Bu cinayetleri ne zaman durduracaksın? Katil!
Alemşah Begüm, hışımla girdiği odada doğruca İsmail'in yanına
gitmiş ve avazı çıktığı kadar böyle bağırmıştı. Karakoyunlu
Devletini ele geçirmenin zafer sarhoşluğundan daha kurtulamamış
olan Şah İsmail'in, annesinin sözleri karşısındaki şaşkınlığı kısa
sürede geçti. Gözünü kırpmadan öz annesini ölüme gönderdi, yay
kirişiyle boğdurdu.”
Şah İsmail Tebriz’e girdikten sonra Alevi olmayan halka iki seçenek
sundu; ya inançlarını değiştirecekler ya da öleceklerdi.
Yukarıdaki satırlar Reha Çamuroğlu’nun Safevi Hükümdarı Şah
İsmail’i anlatan “İsmail” adlı tarihî romanından.
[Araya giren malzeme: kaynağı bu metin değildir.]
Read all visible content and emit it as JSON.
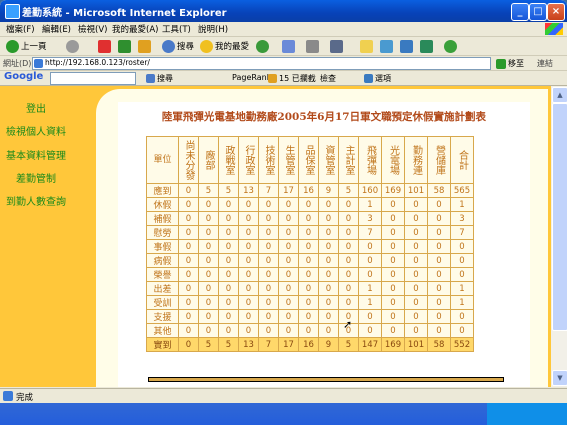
{
  "window": {
    "title": "差勤系統 - Microsoft Internet Explorer"
  },
  "menu": [
    "檔案(F)",
    "編輯(E)",
    "檢視(V)",
    "我的最愛(A)",
    "工具(T)",
    "說明(H)"
  ],
  "toolbar": {
    "back": "上一頁",
    "search": "搜尋",
    "favorites": "我的最愛"
  },
  "address": {
    "label": "網址(D)",
    "url": "http://192.168.0.123/roster/",
    "go": "移至",
    "links": "連結"
  },
  "google": {
    "logo": "Google",
    "search": "搜尋",
    "pagerank": "PageRank",
    "blocked": "15 已攔截",
    "check": "檢查",
    "options": "選項"
  },
  "sidebar": {
    "items": [
      "登出",
      "檢視個人資料",
      "基本資料管理",
      "差勤管制",
      "到勤人數查詢"
    ]
  },
  "page": {
    "title": "陸軍飛彈光電基地勤務廠2005年6月17日軍文職預定休假實施計劃表"
  },
  "table": {
    "corner": "單位",
    "columns": [
      "尚未分發",
      "廠部",
      "政戰室",
      "行政室",
      "技術室",
      "生管室",
      "品保室",
      "資管室",
      "主計室",
      "飛彈場",
      "光電場",
      "勤務連",
      "營儲庫",
      "合計"
    ],
    "rows": [
      {
        "label": "應到",
        "values": [
          "0",
          "5",
          "5",
          "13",
          "7",
          "17",
          "16",
          "9",
          "5",
          "160",
          "169",
          "101",
          "58",
          "565"
        ]
      },
      {
        "label": "休假",
        "values": [
          "0",
          "0",
          "0",
          "0",
          "0",
          "0",
          "0",
          "0",
          "0",
          "1",
          "0",
          "0",
          "0",
          "1"
        ]
      },
      {
        "label": "補假",
        "values": [
          "0",
          "0",
          "0",
          "0",
          "0",
          "0",
          "0",
          "0",
          "0",
          "3",
          "0",
          "0",
          "0",
          "3"
        ]
      },
      {
        "label": "慰勞",
        "values": [
          "0",
          "0",
          "0",
          "0",
          "0",
          "0",
          "0",
          "0",
          "0",
          "7",
          "0",
          "0",
          "0",
          "7"
        ]
      },
      {
        "label": "事假",
        "values": [
          "0",
          "0",
          "0",
          "0",
          "0",
          "0",
          "0",
          "0",
          "0",
          "0",
          "0",
          "0",
          "0",
          "0"
        ]
      },
      {
        "label": "病假",
        "values": [
          "0",
          "0",
          "0",
          "0",
          "0",
          "0",
          "0",
          "0",
          "0",
          "0",
          "0",
          "0",
          "0",
          "0"
        ]
      },
      {
        "label": "榮譽",
        "values": [
          "0",
          "0",
          "0",
          "0",
          "0",
          "0",
          "0",
          "0",
          "0",
          "0",
          "0",
          "0",
          "0",
          "0"
        ]
      },
      {
        "label": "出差",
        "values": [
          "0",
          "0",
          "0",
          "0",
          "0",
          "0",
          "0",
          "0",
          "0",
          "1",
          "0",
          "0",
          "0",
          "1"
        ]
      },
      {
        "label": "受訓",
        "values": [
          "0",
          "0",
          "0",
          "0",
          "0",
          "0",
          "0",
          "0",
          "0",
          "1",
          "0",
          "0",
          "0",
          "1"
        ]
      },
      {
        "label": "支援",
        "values": [
          "0",
          "0",
          "0",
          "0",
          "0",
          "0",
          "0",
          "0",
          "0",
          "0",
          "0",
          "0",
          "0",
          "0"
        ]
      },
      {
        "label": "其他",
        "values": [
          "0",
          "0",
          "0",
          "0",
          "0",
          "0",
          "0",
          "0",
          "0",
          "0",
          "0",
          "0",
          "0",
          "0"
        ]
      }
    ],
    "total": {
      "label": "實到",
      "values": [
        "0",
        "5",
        "5",
        "13",
        "7",
        "17",
        "16",
        "9",
        "5",
        "147",
        "169",
        "101",
        "58",
        "552"
      ]
    }
  },
  "status": {
    "text": "完成"
  }
}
İsmail, kan dökmeyi seven, Osmanlı'daki Kızılbaş ayaklanmalarını
kendi lehine kullanarak onlardan faydalanan bir hükümdardı. Ama
başaramadı. Yavuz Sultan Selim tarafından ağır bir yenilgiye
uğratıldı. Hayata küstü. Ancak bugünkü Aleviliğin de İran
Şiiliğinin de kurucusuydu. Günümüz İran Şiası ise onun yayılmacı
ilkeleri doğrultusunda evrim geçirerek bu noktaya geldi.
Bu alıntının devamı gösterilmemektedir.